Other major financial institutions and industry groups either declined to comment or did not respond. Wells Fargo did not reply to a message. FS-ISAC, the nonprofit organization that supports cybersecurity across the global financial system, did not respond to written questions. Bank of America, Citibank, the American Bankers Association and the Consumer Bankers Association all declined to comment when asked.
Promotional material included in original reporting
The article’s original material also included a commercial segment inviting readers to consider whether to invest $2,000 in a specified company ticker, noting that a product called ProPicks AI evaluates that company alongside thousands of others using over 100 financial metrics. The segment described ProPicks AI as applying no bias and referenced past winners, including Super Micro Computer with a reported gain of +185% and AppLovin with a reported gain of +157%. The promotional content offered readers the option to see whether the specified ticker appears in current ProPicks AI strategies or whether there are alternative opportunities in the same sector.

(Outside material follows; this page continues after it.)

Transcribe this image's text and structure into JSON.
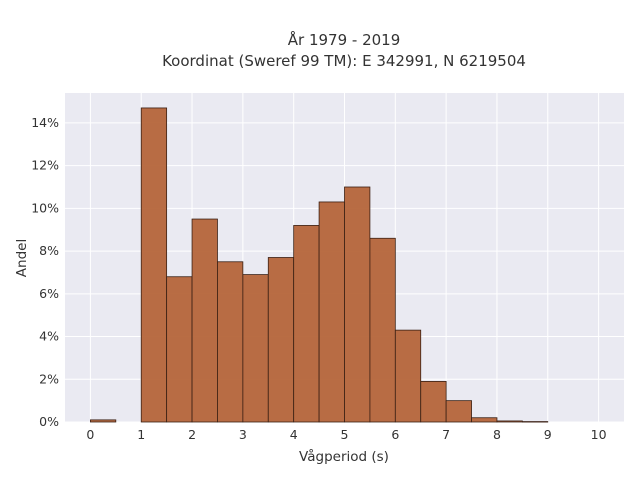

Implications for financial networks
Security experts reiterated that the combination of an AI capable of autonomous code generation and a financial sector reliant on interconnected, sometimes decades-old systems could increase both the speed and the scale at which vulnerabilities are identified and exploited. That mix of capability and exposure is what prompted meetings among governments and bank leaders and what underlies Anthropic’s Project Glasswing effort to limit public exposure while allowing selected organizations to test defensive measures.
Where public comment has been limited, industry stakeholders have moved to private channels for assessment and coordination. The full extent of vulnerabilities flagged by Mythos Preview and the effectiveness of the defensive work underway will depend on how quickly institutions and vendors can evaluate, share, and patch the issues that have been disclosed or that the model may continue to surface.